Casos interesantes son los de escritores no identificados con el género como un registro constante, pero que han llegado a él por afinidades electivas o coyunturas particulares en algún momento de sus trayectorias. Son los casos de escritores reconocidos, como Carlos Calderón Fajardo (1946-2015), Luis Freire Sarria (1945), Nilo Espinoza Haro (1950) y Jorge Valenzuela Garcés (1962). Dos de ellos, Freire y Valenzuela, han sido incluidos en la antología.
Otro caso significativo es el de Giancarlo Stagnaro (Lima, 1975), precoz escritor que a comienzos de los noventas, cuando tenía catorce años, publicó Hiperespacios, una novela de anticipación que combina elementos clásicos de la space opera con la cultura de los mass media. Hoy es un respetado crítico, profesor universitario e investigador que radicó muchos años en los Estados Unidos. Se esperan de él más incursiones en este género. Precisamente, su tesis doctoral aborda la problemática de la ciencia ficción peruana, trabajo que se suma con grandes méritos, por la seriedad y el rigor asumidos, al de Elton Honores.

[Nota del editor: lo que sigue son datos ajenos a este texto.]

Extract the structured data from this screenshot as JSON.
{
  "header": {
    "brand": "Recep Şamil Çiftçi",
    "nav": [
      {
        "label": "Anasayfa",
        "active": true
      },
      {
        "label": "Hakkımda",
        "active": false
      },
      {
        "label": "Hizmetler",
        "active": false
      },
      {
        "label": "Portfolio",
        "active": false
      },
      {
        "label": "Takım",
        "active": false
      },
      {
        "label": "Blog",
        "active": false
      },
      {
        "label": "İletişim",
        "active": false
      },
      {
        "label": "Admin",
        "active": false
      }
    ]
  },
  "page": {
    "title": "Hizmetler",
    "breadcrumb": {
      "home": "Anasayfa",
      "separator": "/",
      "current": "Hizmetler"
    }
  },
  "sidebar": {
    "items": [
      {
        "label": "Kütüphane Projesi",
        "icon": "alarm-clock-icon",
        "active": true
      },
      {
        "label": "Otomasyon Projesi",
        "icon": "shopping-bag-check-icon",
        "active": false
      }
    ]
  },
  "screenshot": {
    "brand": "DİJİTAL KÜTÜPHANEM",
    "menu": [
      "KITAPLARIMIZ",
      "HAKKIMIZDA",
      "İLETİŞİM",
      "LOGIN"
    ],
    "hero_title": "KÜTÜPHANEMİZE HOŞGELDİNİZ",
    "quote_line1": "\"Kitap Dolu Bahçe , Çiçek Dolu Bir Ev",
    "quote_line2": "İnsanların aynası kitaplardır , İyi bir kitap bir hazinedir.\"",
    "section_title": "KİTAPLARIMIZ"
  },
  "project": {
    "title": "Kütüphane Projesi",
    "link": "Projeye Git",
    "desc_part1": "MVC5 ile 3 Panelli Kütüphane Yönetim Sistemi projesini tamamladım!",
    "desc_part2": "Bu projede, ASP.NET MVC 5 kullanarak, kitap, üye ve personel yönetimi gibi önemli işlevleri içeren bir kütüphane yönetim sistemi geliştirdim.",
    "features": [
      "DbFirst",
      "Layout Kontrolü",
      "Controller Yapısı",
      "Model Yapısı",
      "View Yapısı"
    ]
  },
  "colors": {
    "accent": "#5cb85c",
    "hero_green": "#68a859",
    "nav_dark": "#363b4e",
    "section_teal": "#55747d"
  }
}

También es oportuno mencionar a Pedro Novoa Castillo (Huacho, 1974), un escritor galardonado en múltiples ocasiones y que se orienta a varios registros, como el realista y el fantástico. Su libro de cuentos, Cacería de espejismos (2013), es uno de los más sólidos conjuntos de narraciones de ciencia ficción que se hayan publicado durante los últimos años, debido a que incluye una mirada que excede las convenciones y los tratamientos típicos o desgastados.
Finalmente, hay una lista larga de escritores, de heterogéneas edades, en proceso de construcción o afirmación de una obra propia, que han aprovechado al máximo los nuevos soportes tecnológicos en comunicación para difundir sus obras y tender redes globales. Varios de ellos apuntan a consolidarse durante los años venideros.
Entre ellos, es pertinente mencionar a Alfredo Dammert, Carlos de la Torre Paredes, Luis Bolaños, Alberto Casado, Luis Arbaiza, Luis T. Moy, Carlos Vera Scamarone, César Anglas, Carlos Saldívar, Hans Rothgiesser, Jorge Casilla, Carlos Scotto, Raúl Quiroz, Francisco Bardales, Alberto Benza, Miguel A. Vallejo, Aland Bisso, Jorge Ureta, Benjamín Román Abram, Antoanette Alza Barco, Jeremy Torres-Montero, Luis Zuñiga, Horacio Vargas, Juan José Cavero, Enrique Kawamura, Jesús Salcedo, Carlos Bancayán, Aurora Seldon, Víctor Coral, Amador Caballero, Fernando Luque, Sandro Bossio, Augusto Murillo, Francisco Bardales, Giulio Guzmán, Jim Rodríguez, Alejandro Neyra, Carlos Echevarría, Andrea Rivera, Manuel Antonio Cuba, Iván Bolaños, José Dellepiane, Antony Llanos Sánchez, Doménico Chiappe, Bianca Miosi, Sebastián Esponda, Giuseppe Albatrino, Fred Guerra Velásquez, José Manuel Balta, Ethel Bazán Vidal, Antonio Castro Cruz, Arturo Delgado Galimberti, Miguel Franco Ulloa, Abram Jara Támara, Zózimo Roberto Morillo, Paul Muro Lozada, Pablo Nicoli Segura, Martín Palma Melena, Iván Paredes Córdova, Andrés Paredes, Jorge Revilla, Isaac Robles, Luis J. Torres, Pablo Salazar Calderón Galliani y Carlos Yushimito. Es evidente que la lista no se agota aquí y debe ser revisada constantemente.
El tiempo dirá quiénes se integran a un canon o bien persisten en la escritura dentro de estos parámetros, siempre sometidos a los vaivenes del cambio y las dinámicas propias de cada periodo.